Waverley's servant always led a saddle-horse for him in the rear
of the battalion to which he was attached, though his master
seldom rode. But now, incensed at the domineering and unreasonable
conduct of his late friend, he fell behind the column and mounted
his horse, resolving to seek the Baron of Bradwardine, and request
permission to volunteer in his troop instead of the Mac-Ivor
'A happy time of it I should have had,' thought he, after he was
mounted, 'to have been so closely allied to this superb specimen
of pride and self-opinion and passion. A colonel! why, he should
have been a generalissimo. A petty chief of three or four hundred
men! his pride might suffice for the Cham of Tartary—the Grand
Seignior—the Great Mogul! I am well free of him. Were Flora an
angel, she would bring with her a second Lucifer of ambition and
wrath for a brother-in-law.'
The Baron, whose learning (like Sancho's jests while in the
Morena) seemed to grow mouldy for want of exercise, joyfully
embraced the opportunity of Waverley's offering his service in his
regiment, to bring it into some exertion. The good-natured old
gentleman, however, laboured to effect a reconciliation between
the two quondam friends. Fergus turned a cold ear to his
remonstrances, though he gave them a respectful hearing; and as
for Waverley, he saw no reason why he should be the first in
courting a renewal of the intimacy which the Chieftain had so
unreasonably disturbed.
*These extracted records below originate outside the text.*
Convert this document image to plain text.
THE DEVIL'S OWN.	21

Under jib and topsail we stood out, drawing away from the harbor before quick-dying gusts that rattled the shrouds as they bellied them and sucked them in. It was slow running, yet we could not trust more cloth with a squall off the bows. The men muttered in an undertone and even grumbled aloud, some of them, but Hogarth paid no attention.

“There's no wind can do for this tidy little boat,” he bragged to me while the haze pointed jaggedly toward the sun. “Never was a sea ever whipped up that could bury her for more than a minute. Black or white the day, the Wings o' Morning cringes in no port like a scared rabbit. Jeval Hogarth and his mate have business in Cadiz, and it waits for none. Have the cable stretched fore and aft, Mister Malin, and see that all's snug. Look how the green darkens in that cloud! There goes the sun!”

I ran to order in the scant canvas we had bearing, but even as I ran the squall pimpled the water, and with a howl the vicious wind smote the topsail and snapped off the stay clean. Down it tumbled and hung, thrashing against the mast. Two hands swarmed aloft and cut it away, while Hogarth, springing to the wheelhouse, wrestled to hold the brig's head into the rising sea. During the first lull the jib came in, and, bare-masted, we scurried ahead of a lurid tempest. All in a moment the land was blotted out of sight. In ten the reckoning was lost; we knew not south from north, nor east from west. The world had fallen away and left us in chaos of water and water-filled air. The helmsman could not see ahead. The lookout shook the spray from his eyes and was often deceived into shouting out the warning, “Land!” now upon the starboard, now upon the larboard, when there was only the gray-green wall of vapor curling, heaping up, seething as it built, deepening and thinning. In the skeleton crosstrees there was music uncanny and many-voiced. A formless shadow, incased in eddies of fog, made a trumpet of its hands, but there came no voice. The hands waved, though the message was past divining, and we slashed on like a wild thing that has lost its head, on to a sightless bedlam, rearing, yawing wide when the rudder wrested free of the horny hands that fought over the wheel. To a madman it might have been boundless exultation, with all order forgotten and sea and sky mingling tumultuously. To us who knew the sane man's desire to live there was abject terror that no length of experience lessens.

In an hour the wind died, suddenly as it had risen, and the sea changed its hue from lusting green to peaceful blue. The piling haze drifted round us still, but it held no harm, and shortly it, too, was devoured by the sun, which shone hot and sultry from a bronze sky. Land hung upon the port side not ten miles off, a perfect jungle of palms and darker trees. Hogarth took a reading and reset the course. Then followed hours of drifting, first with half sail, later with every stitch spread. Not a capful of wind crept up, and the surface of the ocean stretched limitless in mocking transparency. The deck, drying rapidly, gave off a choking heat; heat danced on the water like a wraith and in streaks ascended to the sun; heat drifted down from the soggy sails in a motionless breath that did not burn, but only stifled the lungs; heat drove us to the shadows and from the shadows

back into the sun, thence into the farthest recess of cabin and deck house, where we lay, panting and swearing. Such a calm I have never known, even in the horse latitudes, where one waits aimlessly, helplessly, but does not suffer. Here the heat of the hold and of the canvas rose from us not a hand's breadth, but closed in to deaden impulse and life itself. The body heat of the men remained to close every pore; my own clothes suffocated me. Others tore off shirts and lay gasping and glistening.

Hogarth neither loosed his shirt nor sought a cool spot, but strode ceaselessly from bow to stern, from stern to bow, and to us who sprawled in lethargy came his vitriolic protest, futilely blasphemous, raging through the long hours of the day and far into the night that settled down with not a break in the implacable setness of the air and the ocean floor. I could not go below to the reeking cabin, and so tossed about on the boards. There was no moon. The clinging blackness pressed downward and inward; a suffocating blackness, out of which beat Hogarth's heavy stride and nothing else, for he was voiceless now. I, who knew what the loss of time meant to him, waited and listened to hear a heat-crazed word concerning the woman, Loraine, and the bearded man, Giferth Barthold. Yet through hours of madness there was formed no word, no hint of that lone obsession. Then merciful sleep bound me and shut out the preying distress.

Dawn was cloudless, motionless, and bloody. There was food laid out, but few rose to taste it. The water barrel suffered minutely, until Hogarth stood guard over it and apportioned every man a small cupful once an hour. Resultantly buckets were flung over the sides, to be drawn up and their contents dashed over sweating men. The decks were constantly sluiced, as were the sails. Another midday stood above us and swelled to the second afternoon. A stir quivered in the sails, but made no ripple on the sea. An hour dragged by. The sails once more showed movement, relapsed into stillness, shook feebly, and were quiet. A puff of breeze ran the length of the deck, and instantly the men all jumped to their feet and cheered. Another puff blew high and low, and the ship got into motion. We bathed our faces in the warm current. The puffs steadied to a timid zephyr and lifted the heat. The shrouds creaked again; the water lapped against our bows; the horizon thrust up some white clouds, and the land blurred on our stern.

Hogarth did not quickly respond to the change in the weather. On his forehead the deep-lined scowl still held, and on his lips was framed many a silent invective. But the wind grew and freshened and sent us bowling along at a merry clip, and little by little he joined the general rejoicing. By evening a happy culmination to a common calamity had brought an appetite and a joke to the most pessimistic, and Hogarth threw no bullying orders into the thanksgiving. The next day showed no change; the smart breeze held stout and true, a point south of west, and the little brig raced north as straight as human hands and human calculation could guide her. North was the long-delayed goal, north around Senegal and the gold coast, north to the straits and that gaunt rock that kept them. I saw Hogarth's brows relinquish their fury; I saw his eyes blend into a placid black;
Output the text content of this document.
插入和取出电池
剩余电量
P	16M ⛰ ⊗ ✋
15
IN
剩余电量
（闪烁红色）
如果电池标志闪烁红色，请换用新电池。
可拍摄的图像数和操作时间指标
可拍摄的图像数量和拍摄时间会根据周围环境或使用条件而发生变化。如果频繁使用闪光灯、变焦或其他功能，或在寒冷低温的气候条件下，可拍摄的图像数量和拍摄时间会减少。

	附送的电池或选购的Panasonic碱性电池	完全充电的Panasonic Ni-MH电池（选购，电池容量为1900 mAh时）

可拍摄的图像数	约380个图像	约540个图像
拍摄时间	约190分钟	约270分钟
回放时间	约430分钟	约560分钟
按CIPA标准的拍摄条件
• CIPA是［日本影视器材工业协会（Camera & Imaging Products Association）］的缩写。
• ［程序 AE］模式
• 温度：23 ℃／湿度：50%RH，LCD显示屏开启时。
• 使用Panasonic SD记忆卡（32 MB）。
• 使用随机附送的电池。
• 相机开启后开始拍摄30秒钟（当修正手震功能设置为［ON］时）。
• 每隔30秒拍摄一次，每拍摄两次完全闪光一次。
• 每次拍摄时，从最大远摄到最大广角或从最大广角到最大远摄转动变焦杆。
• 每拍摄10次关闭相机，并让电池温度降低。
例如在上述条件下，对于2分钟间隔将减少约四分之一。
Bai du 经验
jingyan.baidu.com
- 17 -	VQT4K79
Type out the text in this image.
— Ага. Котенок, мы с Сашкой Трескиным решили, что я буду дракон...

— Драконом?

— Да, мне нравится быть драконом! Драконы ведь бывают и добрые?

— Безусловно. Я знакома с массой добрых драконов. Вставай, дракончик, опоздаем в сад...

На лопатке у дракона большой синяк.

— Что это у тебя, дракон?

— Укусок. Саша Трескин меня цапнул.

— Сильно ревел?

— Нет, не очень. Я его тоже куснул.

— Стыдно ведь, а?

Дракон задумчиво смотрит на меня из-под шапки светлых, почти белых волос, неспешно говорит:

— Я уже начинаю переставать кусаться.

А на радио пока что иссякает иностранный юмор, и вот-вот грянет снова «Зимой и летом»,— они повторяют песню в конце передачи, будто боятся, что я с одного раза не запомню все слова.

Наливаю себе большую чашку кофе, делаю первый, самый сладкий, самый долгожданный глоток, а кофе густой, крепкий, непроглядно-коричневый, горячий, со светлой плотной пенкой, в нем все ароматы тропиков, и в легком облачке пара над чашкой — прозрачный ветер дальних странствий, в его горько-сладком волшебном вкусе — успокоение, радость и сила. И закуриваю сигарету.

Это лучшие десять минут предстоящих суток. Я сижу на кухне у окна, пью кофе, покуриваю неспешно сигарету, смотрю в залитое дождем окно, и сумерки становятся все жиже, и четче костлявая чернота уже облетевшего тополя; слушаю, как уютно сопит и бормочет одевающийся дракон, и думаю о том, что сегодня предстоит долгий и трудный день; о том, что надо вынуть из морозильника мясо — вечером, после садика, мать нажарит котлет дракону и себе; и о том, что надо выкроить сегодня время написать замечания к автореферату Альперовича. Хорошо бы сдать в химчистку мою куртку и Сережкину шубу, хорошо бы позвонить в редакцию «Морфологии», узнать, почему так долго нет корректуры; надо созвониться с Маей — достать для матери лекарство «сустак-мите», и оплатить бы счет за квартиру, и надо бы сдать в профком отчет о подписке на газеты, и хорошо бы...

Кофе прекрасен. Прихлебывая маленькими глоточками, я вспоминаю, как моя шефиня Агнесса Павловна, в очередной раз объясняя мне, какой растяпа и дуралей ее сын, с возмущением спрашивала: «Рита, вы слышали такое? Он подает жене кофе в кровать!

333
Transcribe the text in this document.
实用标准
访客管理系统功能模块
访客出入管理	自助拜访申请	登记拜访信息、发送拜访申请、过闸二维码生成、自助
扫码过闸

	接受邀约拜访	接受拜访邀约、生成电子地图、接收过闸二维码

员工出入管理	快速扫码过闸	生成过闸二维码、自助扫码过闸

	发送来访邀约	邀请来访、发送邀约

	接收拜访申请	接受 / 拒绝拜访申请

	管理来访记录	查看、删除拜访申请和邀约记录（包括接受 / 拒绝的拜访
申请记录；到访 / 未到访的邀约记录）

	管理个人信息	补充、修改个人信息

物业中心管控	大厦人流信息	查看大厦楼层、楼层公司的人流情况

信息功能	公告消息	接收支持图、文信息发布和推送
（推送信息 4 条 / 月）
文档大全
The Baron then mentioned the matter to the
Prince, who, anxious to prevent quarrels in his little army,
declared he would himself remonstrate with Colonel Mac-Ivor on the
unreasonableness of his conduct. But, in the hurry of their march,
it was a day or two before he had an opportunity to exert his
influence in the manner proposed.
In the meanwhile Waverley turned the instructions he had received
while in Gardiner's dragoons to some account, and assisted the
Baron in his command as a sort of adjutant. 'Parmi les aveugles un
borgne est roi,' says the French proverb; and the cavalry, which
consisted chiefly of Lowland gentlemen, their tenants and
servants, formed a high opinion of Waverley's skill and a great
attachment to his person. This was indeed partly owing to the
satisfaction which they felt at the distinguished English
volunteer's leaving the Highlanders to rank among them; for there
was a latent grudge between the horse and foot, not only owing to
the difference of the services, but because most of the gentlemen,
living near the Highlands, had at one time or other had quarrels
with the tribes in their vicinity, and all of them looked with a
jealous eye on the Highlanders' avowed pretensions to superior
valour and utility in the Prince's service.